Georgianna McGill Macklin Clark

Georgianna-PS1800

I only knew Georgianna at the end of her life.

But I quickly came to love her wit, her kindness, her warm hospitality. She didn’t grow cantankerous, petty or small minded as she aged. Instead she retained her quick smile, relishing her Chinese takeout, playing word games on her tablet, laughing when her great granddaughters frolicked on her fancy walker, overlooking the shrieks of their sibling rivalry.

When I knew her, she lived in a third story condo on a busy street in Victoria. But whenever we came to visit, there was a faint sense that we were actually stopping by her porch in the prairies, dropping in on a warm summer evening when she had all the time in the world. There was that expansive ease about her, a contentedness, an unconcern about material things.

And yet, true to her Prarie roots, she was industrious to the end. Her bony hands sewing medical bandages for people across the developed world. Making them by the hundreds, by the thousands. Or sewing her bright, floral cloth shopping bags for the family – so bright and so floral that I felt self-conscious taking them to the store at first.

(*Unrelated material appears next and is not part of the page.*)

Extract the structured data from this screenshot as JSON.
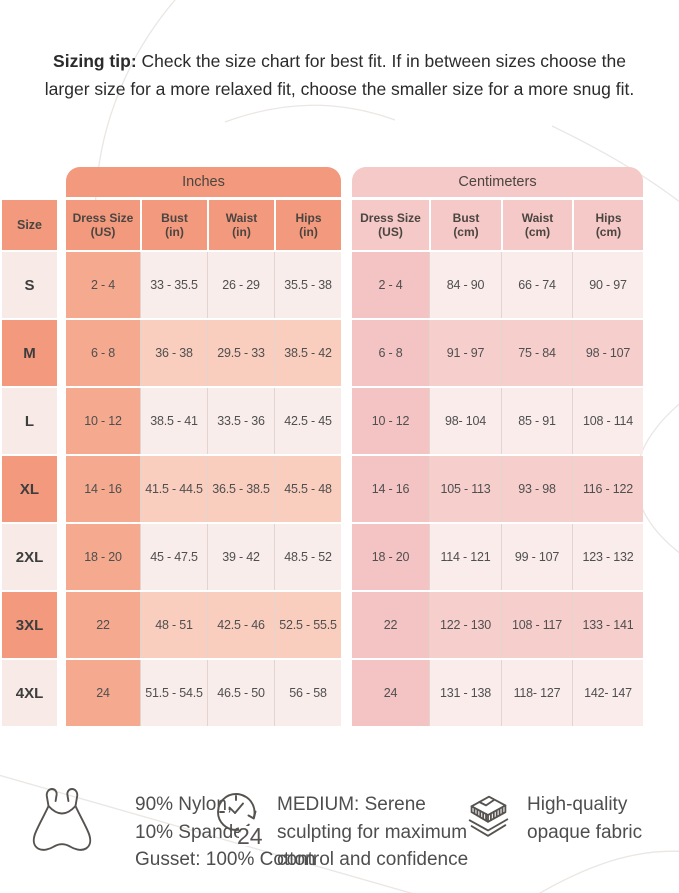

On her Prarie porch, Georgianna and I often spoke often about heaven. She was curious about it. She had so many questions that have now been answered.

Yet underneath those questions there was in her a kind of contentedness – not without regrets – but the kind of contentedness you only get from a life well lived. A life lived for things that truly matter, a life lived in deep service to others.

Georgianna knew that from beginning to end she was being upheld by divine arms. And from that deep security she loved us well.